The editor of Downcodes reports: OpenAI’s newly released chatbot system topped the list in recent evaluations. It performs well in terms of overall performance, security and technical capabilities, especially in STEM tasks. However, it is worth noting that the number of ratings participating in this evaluation was relatively low, which may have a certain impact on the final results and needs to be interpreted with caution.
OpenAI’s new system achieved excellent results in recent evaluations, taking the top spot in the chatbot rankings. However, due to the low number of ratings, this may skew the assessment results.
According to the release's overview, the new systems performed well in all assessment categories, including overall performance, safety and technical capabilities. One of the systems, dedicated to STEM tasks, briefly ranked second and took the lead in the technology field, together with the GPT-4o version released in early September.
Chatbot Arena, a platform for comparing different systems, evaluates new systems using over 6,000 community ratings. The results showed that these new systems performed well on mathematical tasks, complex prompts, and programming.
However, these new systems receive much lower ratings than other mature systems such as GPT-4o or Anthropic's Claude3.5, each with less than 3,000 reviews. Such a small sample size may skew the assessment and limit the significance of the results.
OpenAI's new system excels at math and coding, which were the main goals of its design. By "thinking" longer before answering, these systems aim to set new standards for AI reasoning. However, these systems do not outperform others in all areas. Many tasks do not require complex logical reasoning, and sometimes a quick response from other systems is enough.

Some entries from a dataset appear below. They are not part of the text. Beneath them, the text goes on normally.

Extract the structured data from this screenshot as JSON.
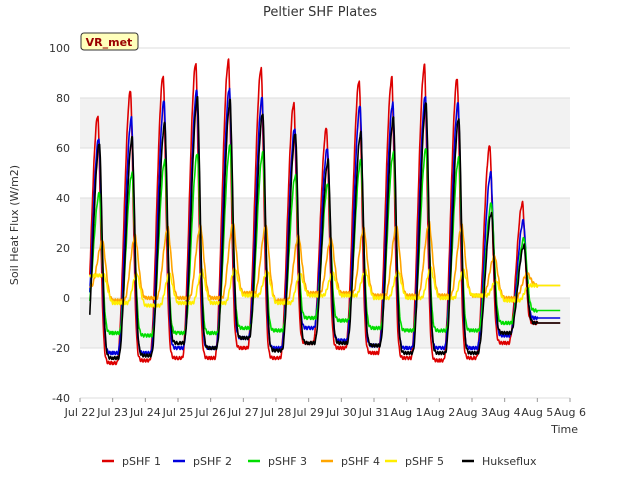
{
  "chart_data": {
    "type": "line",
    "title": "Peltier SHF Plates",
    "xlabel": "Time",
    "ylabel": "Soil Heat Flux (W/m2)",
    "ylim": [
      -40,
      100
    ],
    "yticks": [
      -40,
      -20,
      0,
      20,
      40,
      60,
      80,
      100
    ],
    "xlim_days": [
      0,
      15
    ],
    "xticks": [
      {
        "day": 0,
        "label": "Jul 22"
      },
      {
        "day": 1,
        "label": "Jul 23"
      },
      {
        "day": 2,
        "label": "Jul 24"
      },
      {
        "day": 3,
        "label": "Jul 25"
      },
      {
        "day": 4,
        "label": "Jul 26"
      },
      {
        "day": 5,
        "label": "Jul 27"
      },
      {
        "day": 6,
        "label": "Jul 28"
      },
      {
        "day": 7,
        "label": "Jul 29"
      },
      {
        "day": 8,
        "label": "Jul 30"
      },
      {
        "day": 9,
        "label": "Jul 31"
      },
      {
        "day": 10,
        "label": "Aug 1"
      },
      {
        "day": 11,
        "label": "Aug 2"
      },
      {
        "day": 12,
        "label": "Aug 3"
      },
      {
        "day": 13,
        "label": "Aug 4"
      },
      {
        "day": 14,
        "label": "Aug 5"
      },
      {
        "day": 15,
        "label": "Aug 6"
      }
    ],
    "site_label": "VR_met",
    "legend_position": "bottom",
    "series": [
      {
        "name": "pSHF 1",
        "color": "#dd0000",
        "peaks": [
          73,
          83,
          89,
          94,
          95,
          92,
          78,
          68,
          87,
          88,
          93,
          88,
          61,
          38
        ],
        "troughs": [
          -25,
          -26,
          -25,
          -24,
          -24,
          -20,
          -24,
          -18,
          -20,
          -22,
          -24,
          -25,
          -24,
          -18,
          -10
        ],
        "peak_phase": 0.55,
        "rise": 0.42,
        "width": 0.2
      },
      {
        "name": "pSHF 2",
        "color": "#0000dd",
        "peaks": [
          64,
          72,
          79,
          83,
          84,
          80,
          68,
          60,
          77,
          78,
          81,
          78,
          50,
          31
        ],
        "troughs": [
          -19,
          -22,
          -22,
          -20,
          -20,
          -16,
          -20,
          -12,
          -17,
          -19,
          -20,
          -20,
          -20,
          -15,
          -8
        ],
        "peak_phase": 0.58,
        "rise": 0.42,
        "width": 0.2
      },
      {
        "name": "pSHF 3",
        "color": "#00dd00",
        "peaks": [
          42,
          50,
          55,
          58,
          61,
          58,
          49,
          46,
          55,
          58,
          60,
          56,
          38,
          24
        ],
        "troughs": [
          -8,
          -14,
          -15,
          -14,
          -14,
          -12,
          -13,
          -8,
          -9,
          -12,
          -13,
          -13,
          -13,
          -10,
          -5
        ],
        "peak_phase": 0.6,
        "rise": 0.4,
        "width": 0.21
      },
      {
        "name": "pSHF 4",
        "color": "#ffa500",
        "peaks": [
          23,
          25,
          28,
          29,
          30,
          29,
          25,
          24,
          28,
          29,
          30,
          29,
          17,
          10
        ],
        "troughs": [
          5,
          -1,
          0,
          0,
          0,
          2,
          -1,
          2,
          2,
          1,
          1,
          1,
          1,
          0,
          5
        ],
        "peak_phase": 0.7,
        "rise": 0.35,
        "width": 0.3
      },
      {
        "name": "pSHF 5",
        "color": "#ffee00",
        "peaks": [
          9,
          10,
          10,
          11,
          12,
          11,
          10,
          10,
          11,
          11,
          12,
          11,
          7,
          5
        ],
        "troughs": [
          9,
          -2,
          -3,
          -2,
          -2,
          1,
          -2,
          1,
          1,
          0,
          0,
          0,
          1,
          -1,
          5
        ],
        "peak_phase": 0.75,
        "rise": 0.3,
        "width": 0.35
      },
      {
        "name": "Hukseflux",
        "color": "#000000",
        "peaks": [
          62,
          64,
          70,
          80,
          79,
          74,
          66,
          55,
          66,
          72,
          78,
          72,
          34,
          21
        ],
        "troughs": [
          -22,
          -24,
          -23,
          -18,
          -20,
          -16,
          -21,
          -18,
          -18,
          -19,
          -22,
          -22,
          -22,
          -14,
          -10
        ],
        "peak_phase": 0.6,
        "rise": 0.42,
        "width": 0.2
      }
    ]
  }
}
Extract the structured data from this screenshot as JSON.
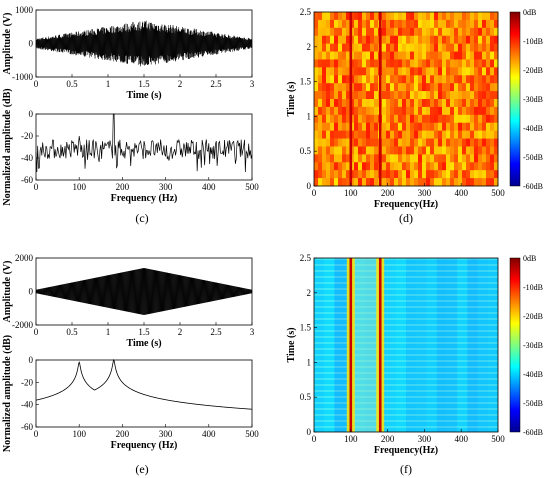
{
  "captions": {
    "c": "(c)",
    "d": "(d)",
    "e": "(e)",
    "f": "(f)"
  },
  "colors": {
    "signal": "#000000",
    "hot_band": "#c80000"
  },
  "chart_data": [
    {
      "id": "c-time",
      "type": "line",
      "xlabel": "Time (s)",
      "ylabel": "Amplitude (V)",
      "xlim": [
        0,
        3
      ],
      "ylim": [
        -1000,
        1000
      ],
      "xticks": [
        "0",
        "0.5",
        "1",
        "1.5",
        "2",
        "2.5",
        "3"
      ],
      "yticks": [
        "1000",
        "0",
        "-1000"
      ],
      "envelope": {
        "x": [
          0,
          1.5,
          3
        ],
        "y": [
          150,
          700,
          150
        ]
      }
    },
    {
      "id": "c-spectrum",
      "type": "line",
      "xlabel": "Frequency (Hz)",
      "ylabel": "Normalized amplitude (dB)",
      "xlim": [
        0,
        500
      ],
      "ylim": [
        -60,
        0
      ],
      "xticks": [
        "0",
        "100",
        "200",
        "300",
        "400",
        "500"
      ],
      "yticks": [
        "0",
        "-20",
        "-40",
        "-60"
      ],
      "noise_floor_db": -32,
      "peaks": [
        {
          "x": 100,
          "y": -20
        },
        {
          "x": 180,
          "y": 0
        }
      ]
    },
    {
      "id": "d-tf",
      "type": "heatmap",
      "xlabel": "Frequency(Hz)",
      "ylabel": "Time (s)",
      "xlim": [
        0,
        500
      ],
      "ylim": [
        0,
        2.5
      ],
      "xticks": [
        "0",
        "100",
        "200",
        "300",
        "400",
        "500"
      ],
      "yticks": [
        "0",
        "0.5",
        "1",
        "1.5",
        "2",
        "2.5"
      ],
      "lines_hz": [
        100,
        180
      ],
      "background_db": -15,
      "colorbar": [
        "0dB",
        "-10dB",
        "-20dB",
        "-30dB",
        "-40dB",
        "-50dB",
        "-60dB"
      ]
    },
    {
      "id": "e-time",
      "type": "line",
      "xlabel": "Time (s)",
      "ylabel": "Amplitude (V)",
      "xlim": [
        0,
        3
      ],
      "ylim": [
        -2000,
        2000
      ],
      "xticks": [
        "0",
        "0.5",
        "1",
        "1.5",
        "2",
        "2.5",
        "3"
      ],
      "yticks": [
        "2000",
        "0",
        "-2000"
      ],
      "envelope": {
        "x": [
          0,
          1.5,
          3
        ],
        "y": [
          100,
          1400,
          100
        ]
      }
    },
    {
      "id": "e-spectrum",
      "type": "line",
      "xlabel": "Frequency (Hz)",
      "ylabel": "Normalized amplitude (dB)",
      "xlim": [
        0,
        500
      ],
      "ylim": [
        -60,
        0
      ],
      "xticks": [
        "0",
        "100",
        "200",
        "300",
        "400",
        "500"
      ],
      "yticks": [
        "0",
        "-20",
        "-40",
        "-60"
      ],
      "peaks": [
        {
          "x": 100,
          "y": -2
        },
        {
          "x": 180,
          "y": 0
        }
      ]
    },
    {
      "id": "f-tf",
      "type": "heatmap",
      "xlabel": "Frequency(Hz)",
      "ylabel": "Time (s)",
      "xlim": [
        0,
        500
      ],
      "ylim": [
        0,
        2.5
      ],
      "xticks": [
        "0",
        "100",
        "200",
        "300",
        "400",
        "500"
      ],
      "yticks": [
        "0",
        "0.5",
        "1",
        "1.5",
        "2",
        "2.5"
      ],
      "lines_hz": [
        100,
        180
      ],
      "background_db": -40,
      "colorbar": [
        "0dB",
        "-10dB",
        "-20dB",
        "-30dB",
        "-40dB",
        "-50dB",
        "-60dB"
      ]
    }
  ]
}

Lmsys' chart on mathematical model strength clearly shows that these new systems scored over 1360, well above the performance of other systems.
Despite the limited sample size, the excellent performance of OpenAI's new system is still worthy of attention. Its breakthroughs in the fields of mathematics and coding provide a new direction for the development of AI reasoning technology. In the future, with the accumulation of more data and the continuous improvement of models, OpenAI's new system is expected to demonstrate its powerful capabilities in more fields. The editor of Downcodes will continue to pay attention to its development.